1923 Straker-Squire 24/80 Tourer on trial.
The 1914 Isle of Man Tourist Trophy
Two special 3.3-litre racing cars were prepared for the 1914 Isle of Man Tourist Trophy, to be driven by Witchell and Frank Clement (later famous for his Bentley connections). Experiments were made with overhead-camshaft engine for this race, but when the cars weighed in, it was apparent that the company had played safe, using side-vale power units in both vehicles. Nevertheless, Witchell finished fourth. During World War 1 Straker-Squire's engineering expertise was utilised to build Rolls-Royce Eagle aero-engines: and though the Eagle was the power unit of heavyweight machines like the Vickers Vimy bomber, after the hostilities the company planned to use the general layout of this engine in a sporting vehicle.
Bertie Kensington Moir
was running as early as 1918, and was subsequently converted into an airship-tailed racer for Brooklands, where its 115 bhp engine gave ita lap speed of 104 mph. Young Bertie Kensington Moir, then a slim shadow of his later rotund self, was chosen to drive this dazzle-striped machine, which he did to some purpose. Though noisy, and somewhat archaic in appearance, the 4-litre, six-cylinder power unit of the new 20/25 hp model promised great things. Each cylinder was separately cast to give maximum control over casting and machining the bores, aluminium pistons were used, and the single overhead camshaft actuated exposed valve gear.

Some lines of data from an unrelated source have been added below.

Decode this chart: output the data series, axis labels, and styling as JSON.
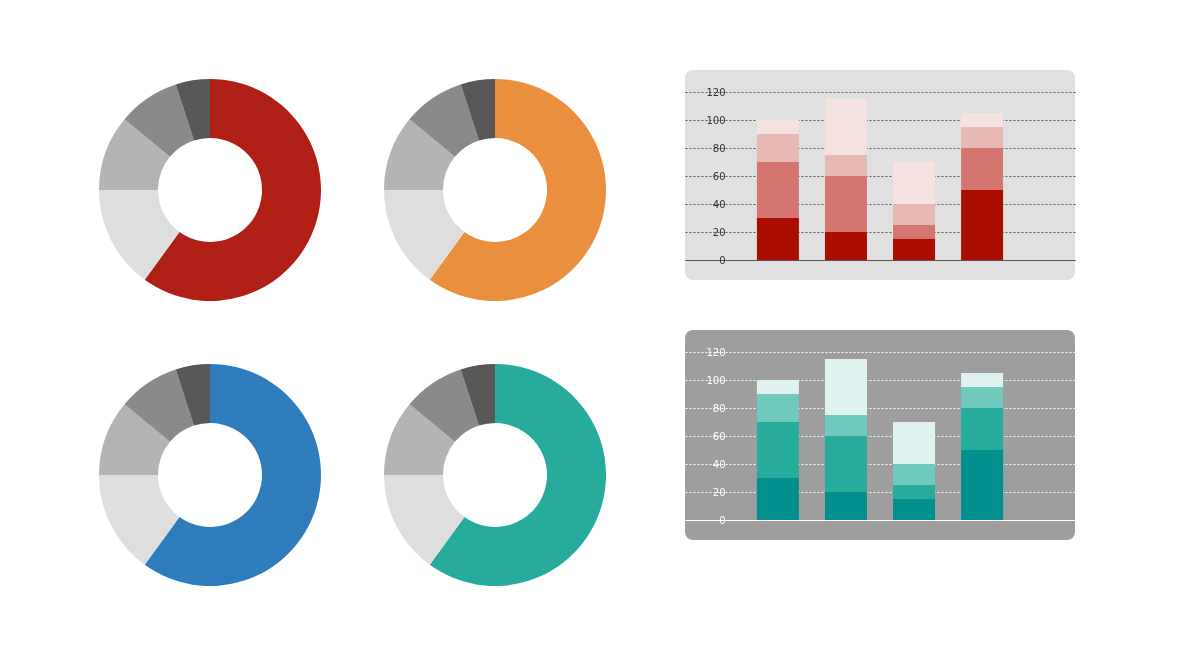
{
  "chart_data": [
    {
      "type": "donut",
      "categories": [
        null,
        null,
        null,
        null,
        null
      ],
      "values": [
        60,
        15,
        11,
        9,
        5
      ],
      "colors": [
        "#b01f16",
        "#dedede",
        "#b4b4b4",
        "#8a8a8a",
        "#5a5758"
      ]
    },
    {
      "type": "donut",
      "categories": [
        null,
        null,
        null,
        null,
        null
      ],
      "values": [
        60,
        15,
        11,
        9,
        5
      ],
      "colors": [
        "#ea8f3e",
        "#dedede",
        "#b4b4b4",
        "#8a8a8a",
        "#5a5758"
      ]
    },
    {
      "type": "bar",
      "stacked": true,
      "categories": [
        null,
        null,
        null,
        null
      ],
      "ylim": [
        0,
        120
      ],
      "yticks": [
        0,
        20,
        40,
        60,
        80,
        100,
        120
      ],
      "grid": "y",
      "tick_labels": "y",
      "series": [
        {
          "color": "#aa0c00",
          "values": [
            30,
            20,
            15,
            50
          ]
        },
        {
          "color": "#d4766f",
          "values": [
            40,
            40,
            10,
            30
          ]
        },
        {
          "color": "#e8b8b3",
          "values": [
            20,
            15,
            15,
            15
          ]
        },
        {
          "color": "#f5e1df",
          "values": [
            10,
            40,
            30,
            10
          ]
        }
      ]
    },
    {
      "type": "donut",
      "categories": [
        null,
        null,
        null,
        null,
        null
      ],
      "values": [
        60,
        15,
        11,
        9,
        5
      ],
      "colors": [
        "#2f7cbd",
        "#dedede",
        "#b4b4b4",
        "#8a8a8a",
        "#5a5758"
      ]
    },
    {
      "type": "donut",
      "categories": [
        null,
        null,
        null,
        null,
        null
      ],
      "values": [
        60,
        15,
        11,
        9,
        5
      ],
      "colors": [
        "#27ab9d",
        "#dedede",
        "#b4b4b4",
        "#8a8a8a",
        "#5a5758"
      ]
    },
    {
      "type": "bar",
      "stacked": true,
      "categories": [
        null,
        null,
        null,
        null
      ],
      "ylim": [
        0,
        120
      ],
      "yticks": [
        0,
        20,
        40,
        60,
        80,
        100,
        120
      ],
      "grid": "y",
      "tick_labels": "y",
      "series": [
        {
          "color": "#008f8c",
          "values": [
            30,
            20,
            15,
            50
          ]
        },
        {
          "color": "#26ab9d",
          "values": [
            40,
            40,
            10,
            30
          ]
        },
        {
          "color": "#6fc9bd",
          "values": [
            20,
            15,
            15,
            15
          ]
        },
        {
          "color": "#dff2f0",
          "values": [
            10,
            40,
            30,
            10
          ]
        }
      ]
    }
  ]
}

At the 1919 Olympia Show, Straker-Squire, now operating from works in Angel Road, Edmonton, North London, offered 'the fastest chassis in the exhibition, the lightest chassis per horsepower-the Aeroplane of the Road', and showed a polished chassis, a peacock-blue saloon-limousine by H. J. Mulliner & Company and a sports car by the same coachbuilder. Prices, said the company, were available 'on application'. And with the unsettled state of the postwar market that meant that the car couldn't be bought yet -indeed, production didn't actually commence until 1921, by which time the impact had been lost. The old 15 hp had been revived as an interim stop-gap, and the company was also metaphorically taking in other people's washing in the shape of general repair work to keep the works ticking over.
The six-cylinder Straker-Squire was expensive - over £1100 in chassis form when it emerged as the 24-90hp in 1921, £1525 in its cheapest two-seater guise-and though the company protested that it 'lent an entirely new charm to motoring', sales were not forthcoming: equally, the customers realised that the adjective 'celebrated' as applied to the 15 hp was a euphemism for 'prewar', and stayed away. So the 1923 Motor Show saw a diversification into the sporting light car field, with a 1460cc ohv Dorman engined model which cost £250 in chassis form: but this, too, failed to work the trick.
On 4 July 1924, C. F. Cape, of Whinney, Smiths & Whinney, 4b Fredericks Place, London, EC2, was appointed receiver for Straker-Squire Limited, and though the company struggled on for another couple of years-even managing to make technical improvements like fitting hydraulic four-wheel-brakes, it had lost its leadership, for Sidney Straker had been killed, ironically, in a riding accident. Bankrupt and bereft of purpose, Straker-Squire finally collapsed in 1926.